For the first time in my life, I wore a paper mask while out in public. I’d just left the doctors office and had to go to the pharmacy and then to the hospital for an X-ray.
I got a few stares and it got me to wondering. Do they think I’m wearing the mask to protect myself or to protect them?
When I stopped to think about it, I realized that my first thought when seeing someone with such a mask on was that they were probably germ-a-phobes, but I was actually wearing the mask to protect other people, not myself. So I bet my “first thought” all this time, was way off base.
Looking out for others is not as widely understood, practiced, or recognized, as I should like. I would expect that nearly everyone’s first or only guess would be that the mask-wearer meant to protect themselves.
My first thought would be that the person had an airborne illness and wanted to avoid spreading it. As I understand it, masks are often used for this purpose in Japan.
My second thought would be that it was to protect against some occupational hazard (they work with something very dusty, say), and that they were on their way from one job to another and hadn’t bothered to take it off.
I’ve never heard of people wearing a mask to protect themselves from others’ infections. It sounds horribly impractical: You’d have to wear it all the time, every day.
I guess you weren’t following the H1N1 (“swine flu”) news, for example.
It’s debatable how much good it does (IIRC, people like CDC and Mayo Clinic were saying, essentially, it can’t hurt). Anyway, I think the idea was just to wear it out in public crowds. Not at home, and probably not in a small workplace.
I associate this practice specifically with Hong Kong. I don’t know why; I’ve never been there. Maybe because of the avian flu scares they’ve had there.
I’d think “Chinese tourist”, unless the ethnicity was evidently wrong for that. If it was I’d think “WTF?” but not worry about it other than finding it strange.
Everybody I’ve seen wearing a paper mask outside a medical environment was a young woman who looked like she could be from China. Seeing images of streets in China where people (usually again young women) are wearing paper masks is pretty common in the news and in documentaries.
On the side of town I used to live on was a lady you would often see out and about. Usually walking down the road or waiting at a bus stop, but once in a great while I see her in the distance at Walmart or the like.

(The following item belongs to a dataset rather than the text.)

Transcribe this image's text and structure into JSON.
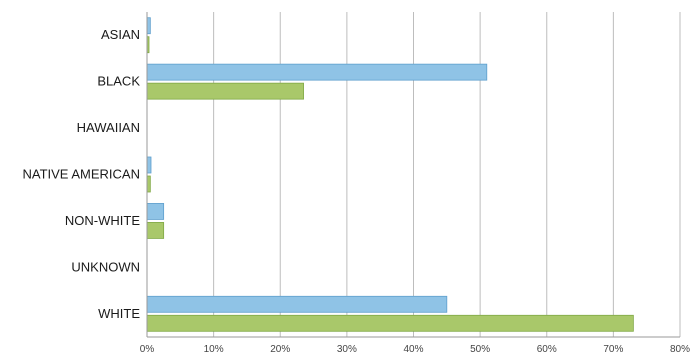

One day I have to go the emergency room. Fortunately they have lots of seating space so everyone can spread way out from each other. Well, shortly after I get there, here comes mask lady. She positions herself away from others about as best as she could.
Awhile later another lady with a child comes in. She scans the room, sees mask lady, and chooses a sitting location NOT near mask lady.
Well, this pisses off mask lady to no end. Apparently this highly offended her and she let the second lady know it in no uncertain terms.
Well, mask lady WHAT are we supposed to think? Either you have cooties and nobody really wants that shit or you are in danger from our random cooties and nobody wants to hurt you.
I’ve never seen someone else wear one in public, but I often wear a mask on airplanes. I bought a bunch of face masks during some disease scare, thinking I probably wouldn’t need them, but if I did, they might be hard to come by. Then I had this box in the closet. And one day, I had to fly somewhere despite having a cold. So I wore one, in an attempt to avoid spreading my cold.
I hadn’t been some comfortable on an airplane in years. I realized that I get dehydrated on airplanes, despite drinking a lot of water (and needing to get up and pee) and that a lot of the symptoms I thought were “jet lag” were actually dehydration. So now I often wear a mask on an airplane. I always tell my set mates, so I don’t freak them out. (No, you aren’t sitting next to typhoid Mary, just a weird lady.) Asians show zero interest in my face mask, others are usually glad they didn’t have to ask me.